Final Fantasy XV is a last-ditch effort to keep one of the world's longest video game franchises chugging along. You can smell the fumes and hear troubling sounds with its bumpy story and out-of-place objectives on the road. The open world and gameplay also pose challenges to keeping you in for the ride, but after being behind the wheel for some time, there's something nostalgic and one-of-a-kind about this game that can't be shaken. It doesn't necessarily do anything new or different, but the manners in which it forges its own blend of ideas makes for novelties that gain your appreciation and surprise. Unexpectedly engrossing quests and combat scenarios, meticulous animation, grand characters, and a messy yet fascinating lore are some of those things. Notwithstanding rough patches, there's enough here to keep your interest fueled until you run on empty.
Just like Ico and Shadow of the Colossus, many will grow fond of and be inspired by The Last Guardian for years to come. It's a fairy tale that pulls on the heart strings with a whimsical world, provoking childlike wonder at every corner. After being in the stream of development for so long, it surfaces with dings and wear in the form of an unrefined camera and controls. Some unclear objectives and strange puzzles may be evident as well, but with a profoundly intriguing and lovable AI companion, stirring score, and captivating scenery and animation, it's easy to see why this anachronistic anomaly was far too unique and precious to stay under forever.
[Hyper Light Drifter] imaginatively exudes...personal ruminations on loneliness, pain, and temporality across its story, visuals, and audio. However, silver linings of beauty and perseverance can be found between the dark lines of its thematic consistency. Further substance comes from its full world that will quicken your heart rate with its hyper combat or lower it with calming treks and views that captivate. This is an adventure that may feel too safe and even aimless for differing reasons, but you'll never want to lose sight of the light on the horizon that compels you to keep wandering…drifting onward.
I want this franchise to excel, but just as the first game struggled to get off the ground, Catalyst struggles to soar as well. The core gameplay and artistic direction have vastly improved for this entry, and while it explores new territory with an open world and a grander narrative that act as solid foundations, they're squandered since little is built atop them to make this game tower above its peers. Despite these letdowns, DICE now has an even better framework to construct a phenomenal sequel, and I earnestly hope it will seize and run after this opportunity. I have faith in Faith's future, but her time to shine hasn't been struck just yet.

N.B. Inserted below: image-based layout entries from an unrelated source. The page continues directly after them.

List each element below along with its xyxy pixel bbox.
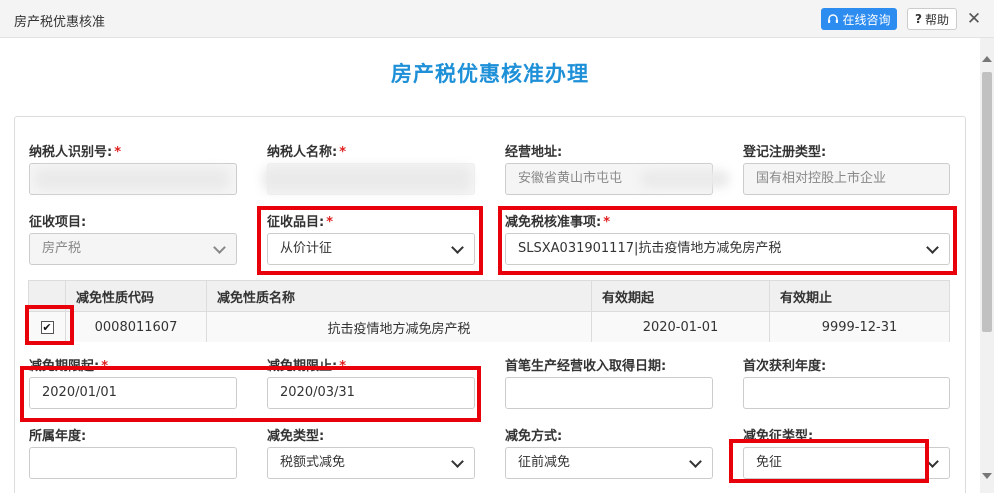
- relief-method-label: 减免方式:: [505, 429, 563, 444]
- chevron-down-icon: [213, 241, 226, 254]
- header-end: 有效期止: [780, 290, 833, 306]
- taxpayer-id-label: 纳税人识别号: *: [29, 145, 122, 160]
- first-profit-year-label: 首次获利年度:: [743, 359, 827, 374]
- redacted-taxpayer-name: [262, 166, 472, 192]
- first-income-date-input[interactable]: [505, 377, 713, 409]
- relief-end-date-input[interactable]: 2020/03/31: [267, 377, 475, 409]
- relief-start-label: 减免期限起: *: [29, 359, 109, 374]
- chevron-down-icon: [689, 455, 702, 468]
- vertical-scrollbar[interactable]: [980, 38, 994, 493]
- scroll-up-icon[interactable]: [982, 56, 992, 62]
- scroll-down-icon[interactable]: [982, 473, 992, 479]
- collection-subitem-label: 征收品目: *: [267, 215, 334, 230]
- row-checkbox[interactable]: ✔: [40, 320, 54, 334]
- registration-type-label: 登记注册类型:: [743, 145, 827, 160]
- online-consult-label: 在线咨询: [842, 12, 891, 27]
- relief-collect-type-select[interactable]: 免征: [743, 447, 950, 479]
- collection-item-select[interactable]: 房产税: [29, 233, 237, 265]
- row-checkbox-cell[interactable]: ✔: [29, 312, 66, 342]
- relief-item-label: 减免税核准事项: *: [505, 215, 611, 230]
- relief-method-select[interactable]: 征前减免: [505, 447, 713, 479]
- business-address-label: 经营地址:: [505, 145, 563, 160]
- cell-name: 抗击疫情地方减免房产税: [207, 312, 592, 342]
- page-title: 房产税优惠核准办理: [391, 62, 589, 86]
- relief-item-select[interactable]: SLSXA031901117|抗击疫情地方减免房产税: [505, 233, 950, 265]
- question-icon: ?: [915, 12, 922, 26]
- cell-code: 0008011607: [66, 312, 207, 342]
- registration-type-field[interactable]: 国有相对控股上市企业: [743, 163, 950, 195]
- window-title: 房产税优惠核准: [14, 15, 106, 30]
- close-icon[interactable]: ✕: [965, 9, 983, 29]
- first-profit-year-input[interactable]: [743, 377, 950, 409]
- scrollbar-thumb[interactable]: [982, 72, 992, 332]
- header-select-cell: [29, 281, 66, 311]
- redacted-address: [640, 170, 730, 188]
- chevron-down-icon: [451, 455, 464, 468]
- collection-subitem-select[interactable]: 从价计征: [267, 233, 475, 265]
- taxpayer-name-label: 纳税人名称: *: [267, 145, 347, 160]
- help-label: 帮助: [924, 12, 949, 27]
- header-start: 有效期起: [592, 281, 770, 311]
- relief-nature-table: 减免性质代码 减免性质名称 有效期起 有效期止 ✔ 0008011607 抗击疫…: [28, 280, 950, 342]
- help-button[interactable]: ? 帮助: [907, 8, 957, 30]
- relief-type-select[interactable]: 税额式减免: [267, 447, 475, 479]
- chevron-down-icon: [451, 241, 464, 254]
- table-header-row: 减免性质代码 减免性质名称 有效期起 有效期止: [29, 281, 949, 312]
- headset-icon: [828, 14, 839, 23]
- window-titlebar: 房产税优惠核准 在线咨询 ? 帮助 ✕: [0, 0, 994, 38]
- cell-start: 2020-01-01: [592, 312, 770, 342]
- chevron-down-icon: [926, 455, 939, 468]
- online-consult-button[interactable]: 在线咨询: [821, 8, 897, 30]
- relief-end-label: 减免期限止: *: [267, 359, 347, 374]
- relief-start-date-input[interactable]: 2020/01/01: [29, 377, 237, 409]
- relief-collect-type-label: 减免征类型:: [743, 429, 814, 444]
- header-code: 减免性质代码: [66, 281, 207, 311]
- belong-year-input[interactable]: [29, 447, 237, 479]
- header-name: 减免性质名称: [207, 281, 592, 311]
- belong-year-label: 所属年度:: [29, 429, 87, 444]
- first-income-date-label: 首笔生产经营收入取得日期:: [505, 359, 667, 374]
- chevron-down-icon: [926, 241, 939, 254]
- table-row[interactable]: ✔ 0008011607 抗击疫情地方减免房产税 2020-01-01 9999…: [29, 312, 949, 342]
- collection-item-label: 征收项目:: [29, 215, 87, 230]
- relief-type-label: 减免类型:: [267, 429, 325, 444]
- cell-end: 9999-12-31: [821, 319, 898, 335]
- redacted-taxpayer-id: [34, 168, 230, 190]
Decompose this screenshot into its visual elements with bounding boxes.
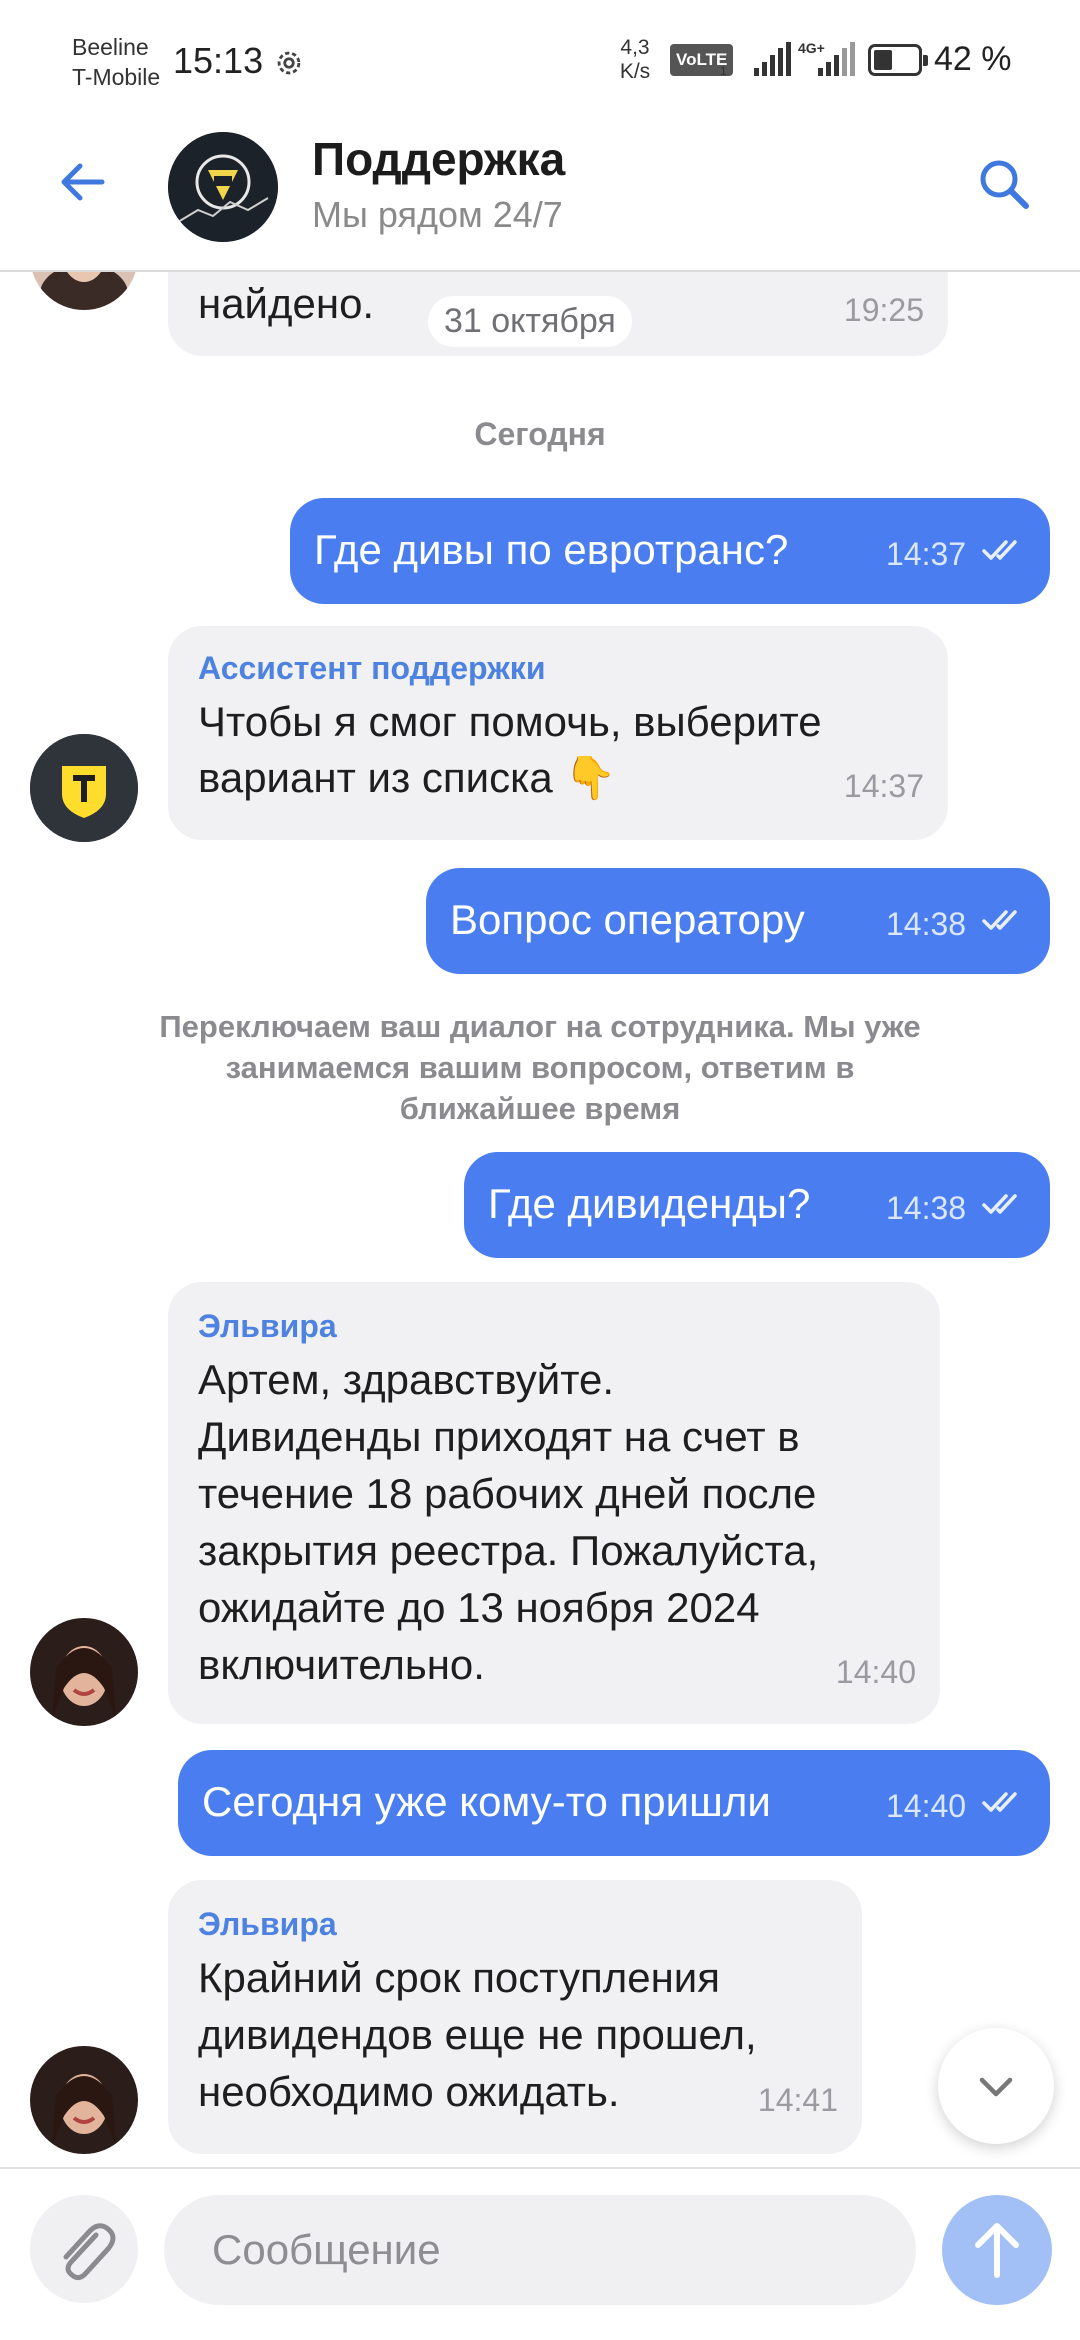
system-notice: Переключаем ваш диалог на сотрудника. Мы… [159,1009,921,1126]
date-chip: 31 октября [428,296,632,347]
arrow-left-icon[interactable] [52,150,116,214]
message-input[interactable] [164,2195,916,2305]
message-composer [0,2167,1080,2340]
message-text: Где дивы по евротранс? [314,526,789,573]
message-text: Дивиденды приходят на счет в [198,1413,800,1460]
chat-title: Поддержка [312,133,566,185]
bot-badge-icon [30,734,138,842]
search-icon[interactable] [972,152,1036,216]
signal-icon [754,42,791,76]
message-text: Чтобы я смог помочь, выберите [198,698,822,745]
message-time: 14:37 [886,536,967,572]
message-text: Крайний срок поступления [198,1954,721,2001]
message-text: найдено. [198,280,375,327]
message-time: 19:25 [843,292,924,328]
message-text: Где дивиденды? [488,1180,811,1227]
attach-button[interactable] [30,2195,138,2303]
message-time: 14:38 [886,906,967,942]
message-bubble-incoming[interactable]: Ассистент поддержки Чтобы я смог помочь,… [168,626,948,840]
double-check-icon [982,540,1017,560]
message-bubble-incoming[interactable]: Эльвира Крайний срок поступления дивиден… [168,1880,862,2154]
scroll-to-bottom-button[interactable] [938,2028,1054,2144]
sender-name: Эльвира [198,1308,337,1344]
carrier-names: Beeline T-Mobile [72,32,160,92]
message-text: Артем, здравствуйте. [198,1356,615,1403]
message-text: Сегодня уже кому-то пришли [202,1778,771,1825]
volte-sim-index: 1 [720,64,727,78]
bot-avatar[interactable] [30,734,138,842]
battery-percent: 42 % [934,40,1012,78]
signal-4g-icon: 4G+ [796,40,856,78]
status-bar: Beeline T-Mobile 15:13 4,3 K/s VoLTE 1 4… [0,0,1080,120]
send-button[interactable] [942,2195,1052,2305]
network-speed-value: 4,3 [620,36,650,59]
message-text: включительно. [198,1641,485,1688]
battery-icon [868,44,928,76]
gear-icon [277,51,301,75]
network-speed-unit: K/s [619,60,651,83]
message-time: 14:40 [835,1654,916,1690]
message-text: необходимо ожидать. [198,2068,620,2115]
message-text: закрытия реестра. Пожалуйста, [198,1527,819,1574]
double-check-icon [982,910,1017,930]
channel-avatar[interactable] [168,132,278,242]
double-check-icon [982,1194,1017,1214]
message-bubble-outgoing[interactable]: Вопрос оператору 14:38 [426,868,1050,974]
message-bubble-outgoing[interactable]: Где дивиденды? 14:38 [464,1152,1050,1258]
sender-name: Эльвира [198,1906,337,1942]
message-text: ожидайте до 13 ноября 2024 [198,1584,760,1631]
arrow-up-icon [975,2223,1019,2278]
chat-header: Поддержка Мы рядом 24/7 [0,120,1080,272]
message-text: дивидендов еще не прошел, [198,2011,757,2058]
paperclip-icon [63,2223,116,2281]
day-separator: Сегодня [474,416,606,452]
message-list[interactable]: найдено. 19:25 31 октября Сегодня Где ди… [0,272,1080,2167]
carrier-1: Beeline [72,34,149,60]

The game does boast high production values with its show and captivating graphical effects, which are aided by a thoughtful story that tackles time travel with a logical, thematic bend. However, most of this obscures half of the boring characters and the show's focus on mostly uninteresting side characters. The audio may be great all around, but the fascinating visuals and gameplay are marred by unfortunate limitations, respectively from a technical and imaginative standpoint.
You aren't just a cog in the machine here. You act and feel like an essential piece of the puzzle to victory [in Overwatch], which produces a sense of belonging to teams and thrill I haven't had with any sort of multiplayer game in a long time, especially one that manages to be uncannily accessible. It contains oodles of replayability with a gorgeous, charming art style and animation, superb sound design, and modes that never grow stale. This is easily one of my top contenders for 2016's game of the year. Let alone this generation of consoles.
[This is] a game I admire yet refuse to sugarcoat because of its deep flaws. There's no question it's visually and aurally excellent with its balanced performance and graphics, confident aesthetics, persistent sound effects, and phenomenal score. It may also feel perfect to play, but the seams fall apart when examining the lack of objective diversity, bosses, and standout moments that rarely raise the execution of gameplay to creative or clever lengths. [...] That sounds damning, doesn't it? Yet I can't help but highly recommend this game because I had a blast with it.
Whether you act upon fight or flight, the restrictions imposed on the moment-to-moment gameplay never fail to make sneaking or making a scene filled with excitable tension. While some design choices, a lack of diverse objectives, minor issues with the controls, and passable characters will contribute to varying bouts of boredom, it's more than worth to see Amanda through to aurally and visually absorb every second of the distinct retro-futurism that Creative Assembly perfectly replicates and improves upon.
I like to look at [The Evil Within] as a meaningful love letter to pure survival-horror with gameplay that demands you to take your time and conserve your resources against aggressive foes in devilish settings. While a small portion of the design and features are rough, the majority of this game is a rock solid title sure of itself with a beautifully desolate world to explore and an insane story that's a fun albeit slow ride to watch unfold.
I had to adjust to the quicker than usual speed of the character and didn't expect much from the story for the first two hours, but it grew on me in so many ways I don't usually expect from a FPS. I empathized and cared for the cast of characters, fell in love with the mix of modern and archaic FPS mechanics and features, was taken aback in a fitting way with how the Nazis are portrayed in all their evil and schemes through an unadulterated lens, and so forth.